The mote and the beam

As I posted on America is Angry a while back, it’s possible to make too much fuss over hypocrisy.
When Indiana Rep. Mark Souder, a right-wing family values, abstinence-education supporter, retired over his affair with a staffer, some liberals were quick to point out the hypocrisy. That may be an effective political tactic, but I don’t think it’s the real issue; the real issue is that abstinence education is a lousy idea that doesn’t work and wastes millions of dollars (did you know the government even funds abstinence-only training for twentysomethings? Adults?). If Soulder had been an absolutely faithful married guy who tried to live by the standards he espoused, the policies he championed would still suck.
But then we have Washington Post writer Michael Gerson asserting that Souder is still preferable to the people who opposed his standards because at least he had standards to fall short of: “The failure of human beings to meet their own ideals does not disprove or discredit those ideals … I would rather live among those who recognize standards and fail to meet them than among those who mock all standards as lies. In the end, hypocrisy is preferable to decadence.”

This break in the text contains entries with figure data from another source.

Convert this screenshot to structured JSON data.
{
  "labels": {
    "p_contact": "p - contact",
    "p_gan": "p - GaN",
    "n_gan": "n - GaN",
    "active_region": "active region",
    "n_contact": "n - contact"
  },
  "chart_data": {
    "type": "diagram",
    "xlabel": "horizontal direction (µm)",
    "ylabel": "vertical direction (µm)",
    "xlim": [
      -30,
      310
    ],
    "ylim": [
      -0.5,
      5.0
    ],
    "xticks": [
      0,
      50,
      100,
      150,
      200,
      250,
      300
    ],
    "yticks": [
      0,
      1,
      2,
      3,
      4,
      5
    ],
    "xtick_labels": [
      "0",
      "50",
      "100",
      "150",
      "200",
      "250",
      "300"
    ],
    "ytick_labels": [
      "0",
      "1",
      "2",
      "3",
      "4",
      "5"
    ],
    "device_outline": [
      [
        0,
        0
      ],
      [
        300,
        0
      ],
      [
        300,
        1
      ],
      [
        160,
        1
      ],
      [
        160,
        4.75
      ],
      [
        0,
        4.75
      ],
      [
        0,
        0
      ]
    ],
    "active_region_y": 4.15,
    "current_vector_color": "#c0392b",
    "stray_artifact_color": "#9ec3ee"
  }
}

Where to start? Well, for one thing, Gerson’s alternatives are crap. I didn’t see the bloggers criticizing Souder proclaim that the ideal of marital fidelity had been discredited or that “all standards are lies.” That’s just a throwback to the old idea that the left rejects “moral absolutes” or similar bilge The criticism of Souder focused on the fact that he’s pushing others to live up to a standard he couldn’t live up to himself, and that’s a very different thing.
In the Gospels, when Jesus discusses hypocrisy, he wasn’t talking about people who failed to live a moral life; he was quite forgiving of them (though as with the woman taken in adultery, it was with the understanding they should go and sin no more). What he targeted were the people who focus on sawdust in other people’s eyes and ignore the beam in their own. Which is what we have with Souder.
If Souder had been a regular guy who cheated, nobody would be accusing him of hypocrisy (which is not to say he’d be forgiven—adultery’s a bad thing in its own right). But he was a politician trying to push his standards of moral behavior on other people when it turned out there was a beam in his own eye. That’s an entirely different thing.
Newt Gingrich played the same card regarding his own unethical activities: Yes, I’m a sinner, but everyone is, so let’s move on. Sorry, dude, nobody gets to absolve themselves of sin or tell other people to ignore the beam in their eye.
And this is the most charitable interpretation, that the traditional-values warriors aren’t just shamming virtue for the benefit of votes. Sure, Gerson insists that Souder is a deeply moral man, but pretty much everyone accused of scandalous behavior claims the same. It’s worth remembering that Bill Clinton publicly apologized for his affair (and for lying about it), and asked for forgiveness; the right didn’t give it. Almost like they had a double standard or something.
Gerson quotes C.S. Lewis to the effect that “a cold, self-righteous prig who goes regularly to church may be far nearer to hell than a prostitute.” The trouble is, his column makes it clear he prefers the self-righteous prigs.